Post-Election Notes, Part 3
If you want to lose 30 pounds, run for statewide office like you mean it. This is not for everyone, and I certainly don't recommend it strictly as a weight-loss program. But hey- it works! If you have an interest in smaller government, wider freedoms, and a smaller waistline, the CFA-1 form awaits you!
On January 1, 2006, I tipped the scales at 198 pounds. I was concerned that all the chicken and bean dinners, the nights of beers with supporters, and too much eating on the fly would push me over the 200-pound mark.
If you really work every room you're in like you should, you won't get to eat. I don't know how many times I worked the room and then found the spread packed away, with maybe a bun or a dinner roll left out. I rarely ate at functions that were dinners for me. I made it a point to start eating at these functions when none of my suits fit anymore, in October when I got down to 166.
I marvel at how some candidates gain weight on the trail. These are people who are not working the room.
For me though, throw in a year of ill health on top of not eating too much, and you've got a 30-pound weight loss guarantee. I hid the fact of my generally poor health as best I could during 2006.
I have Lyme Disease. It comes and goes, but generally, when it strikes me, it's because I have been dehydrated, sleep deprived, or a little of both. Running a statewide campaign like you mean it assures being sleep deprived. Drinking as much Diet Coke as I did assures dehydration. So, I had a fever of about 101 for the entire month of February, and for half of April and half of May. There were several events where it was a function of willpower just to get up and do my speaches. I lost 10 pounds during each month-long bout. I had a couple of minor flare-ups, but with naps and a lot of water, I kept it at bay.
Then there was the kidney stone. I was lucky in the sense that I decided to tough it out after a trip to Lake County and drive home late at night rather than crash at a supporter's home or at a motel. Lucky because after getting into bed at about 1am, I started feeling a mounting pressure in my abdomen that became a curious pain. My greatest fear in the world is being opened up surgically, so I began worrying about a burst appendix. Knowing that can kill you, I figured I'd better get it out in the open. I described my pain to Ame (an RN, in addition to CNM) and she gave me the "good news" that I wouldn't have to worry about being opened up, just having to pass the stone.
The emergency room story is hilarious like a Monty Python skit. After a night of writhing on the floor, we went to the ER. The staff had a million questions about my pain tolerance, because apparently junkies try to use the ER as means to score narcotics. The doctor asked about any broken bones in my past. I have a lot of those. I listed fingers, toes, and thumbs. He shook his head. I remembered broken ribs. A little more impressed. Ah! I broke my sternum. Twice. Now he was impressed. "Was it hard to breath?" Almost impossible. "Great!" Really? That's great? "How did you rate that pain on a scale of 1-10 at the time?" An easy 10. "Compare that with this." The broken breast bone was a 4, and this was a 10. "OK! You get morphine!" But I had to fill out all sorts of forms. I felt like the patient who was stabbed by the nurse in the Python skit, who upon filling out the form halfway was lectured by the Doc, "Surely you knew when the Magna Carta was signed. Even I knew that"!

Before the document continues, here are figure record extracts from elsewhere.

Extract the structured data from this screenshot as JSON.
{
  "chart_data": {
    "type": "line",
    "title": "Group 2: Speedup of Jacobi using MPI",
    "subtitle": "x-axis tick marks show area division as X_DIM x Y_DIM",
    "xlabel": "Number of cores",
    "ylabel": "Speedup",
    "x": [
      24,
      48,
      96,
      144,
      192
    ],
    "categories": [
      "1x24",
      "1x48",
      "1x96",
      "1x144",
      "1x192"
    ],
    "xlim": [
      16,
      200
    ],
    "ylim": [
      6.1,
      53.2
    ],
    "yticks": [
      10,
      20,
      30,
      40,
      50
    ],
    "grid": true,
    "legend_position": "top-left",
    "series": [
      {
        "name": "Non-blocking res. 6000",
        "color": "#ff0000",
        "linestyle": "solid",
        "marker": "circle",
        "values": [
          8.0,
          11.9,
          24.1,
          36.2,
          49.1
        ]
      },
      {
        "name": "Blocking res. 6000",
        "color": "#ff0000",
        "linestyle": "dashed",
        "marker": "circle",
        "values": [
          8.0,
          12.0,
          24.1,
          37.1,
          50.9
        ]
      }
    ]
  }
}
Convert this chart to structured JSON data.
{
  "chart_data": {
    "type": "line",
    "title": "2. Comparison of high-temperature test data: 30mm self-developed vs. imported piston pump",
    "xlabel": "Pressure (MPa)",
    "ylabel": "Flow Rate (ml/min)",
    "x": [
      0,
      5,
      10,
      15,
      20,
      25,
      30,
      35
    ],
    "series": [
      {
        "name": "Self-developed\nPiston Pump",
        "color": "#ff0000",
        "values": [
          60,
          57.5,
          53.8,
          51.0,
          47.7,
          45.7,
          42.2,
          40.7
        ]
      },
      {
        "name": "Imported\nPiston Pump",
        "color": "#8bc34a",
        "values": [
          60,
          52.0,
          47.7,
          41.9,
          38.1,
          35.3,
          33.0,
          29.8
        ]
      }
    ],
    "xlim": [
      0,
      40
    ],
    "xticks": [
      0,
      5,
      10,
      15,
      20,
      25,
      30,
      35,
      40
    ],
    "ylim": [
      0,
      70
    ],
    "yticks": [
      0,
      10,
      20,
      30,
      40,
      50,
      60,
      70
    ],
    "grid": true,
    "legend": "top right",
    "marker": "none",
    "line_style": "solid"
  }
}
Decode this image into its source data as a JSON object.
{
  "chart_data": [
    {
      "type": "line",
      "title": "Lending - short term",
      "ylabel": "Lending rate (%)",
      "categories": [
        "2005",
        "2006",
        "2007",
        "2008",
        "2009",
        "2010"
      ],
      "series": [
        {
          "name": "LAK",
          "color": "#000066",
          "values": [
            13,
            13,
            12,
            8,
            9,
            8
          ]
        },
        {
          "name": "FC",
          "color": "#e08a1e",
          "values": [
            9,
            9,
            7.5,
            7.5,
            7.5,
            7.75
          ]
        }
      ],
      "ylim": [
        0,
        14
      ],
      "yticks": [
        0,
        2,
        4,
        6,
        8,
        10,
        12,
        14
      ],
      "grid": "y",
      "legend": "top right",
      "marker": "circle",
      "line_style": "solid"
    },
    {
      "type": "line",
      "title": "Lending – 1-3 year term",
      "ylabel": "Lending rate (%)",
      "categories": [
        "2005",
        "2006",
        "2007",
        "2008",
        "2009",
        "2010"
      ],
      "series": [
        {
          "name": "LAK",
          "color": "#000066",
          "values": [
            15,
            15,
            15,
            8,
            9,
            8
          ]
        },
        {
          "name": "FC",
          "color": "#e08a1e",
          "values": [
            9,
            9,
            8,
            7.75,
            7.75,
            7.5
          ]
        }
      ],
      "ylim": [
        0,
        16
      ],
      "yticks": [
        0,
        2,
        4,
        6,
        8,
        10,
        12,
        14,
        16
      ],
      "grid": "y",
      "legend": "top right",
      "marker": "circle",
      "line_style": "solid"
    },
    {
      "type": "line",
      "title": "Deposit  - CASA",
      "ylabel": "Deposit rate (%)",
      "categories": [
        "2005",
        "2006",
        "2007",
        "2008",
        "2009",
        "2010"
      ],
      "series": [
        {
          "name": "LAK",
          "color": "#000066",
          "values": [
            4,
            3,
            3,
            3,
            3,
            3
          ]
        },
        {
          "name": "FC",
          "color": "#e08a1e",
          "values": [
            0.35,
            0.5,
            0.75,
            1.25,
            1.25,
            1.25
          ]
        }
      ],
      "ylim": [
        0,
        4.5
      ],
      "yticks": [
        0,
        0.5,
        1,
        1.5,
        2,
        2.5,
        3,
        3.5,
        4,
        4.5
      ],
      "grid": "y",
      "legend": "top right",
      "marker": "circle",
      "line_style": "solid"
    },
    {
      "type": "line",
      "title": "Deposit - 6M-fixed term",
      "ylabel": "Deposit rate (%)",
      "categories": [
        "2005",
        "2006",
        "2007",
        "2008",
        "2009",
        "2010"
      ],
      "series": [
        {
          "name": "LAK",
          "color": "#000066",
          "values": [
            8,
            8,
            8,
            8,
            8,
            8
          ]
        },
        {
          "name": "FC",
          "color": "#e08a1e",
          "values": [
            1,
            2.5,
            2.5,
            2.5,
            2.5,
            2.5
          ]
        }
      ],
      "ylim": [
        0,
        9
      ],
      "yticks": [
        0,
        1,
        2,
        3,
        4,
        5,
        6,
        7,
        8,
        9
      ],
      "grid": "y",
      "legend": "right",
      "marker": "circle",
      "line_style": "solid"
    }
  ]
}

I was concerned about having to take morphine. I mean, it was a great pain eraser. It really took the pain away, and I felt no high or even nausea. But, as Libertarian candidates always take scrutiny over anti-criminalization issues, I lost my ability to produce a clean sample. I always had it in my pocket that if anyone challenged me on the issue of drugs, this drug-free candidate would challenge them to a pee test. This episode was good for another 10 pounds.
Now that we are about a month out of the campaign, I've gone back from an Election Night low of 166 back to 183. I've been eating absolutely everything and loving it, but it's time to put on the brakes. 180 is perfect for me until I hit the weights once I get clearance on my hand.
Kole's soon-to-be-patented weight loss plan is all yours. Step right up and sign the CFA-1 and you too can fit into clothes you haven't worn for five years or more!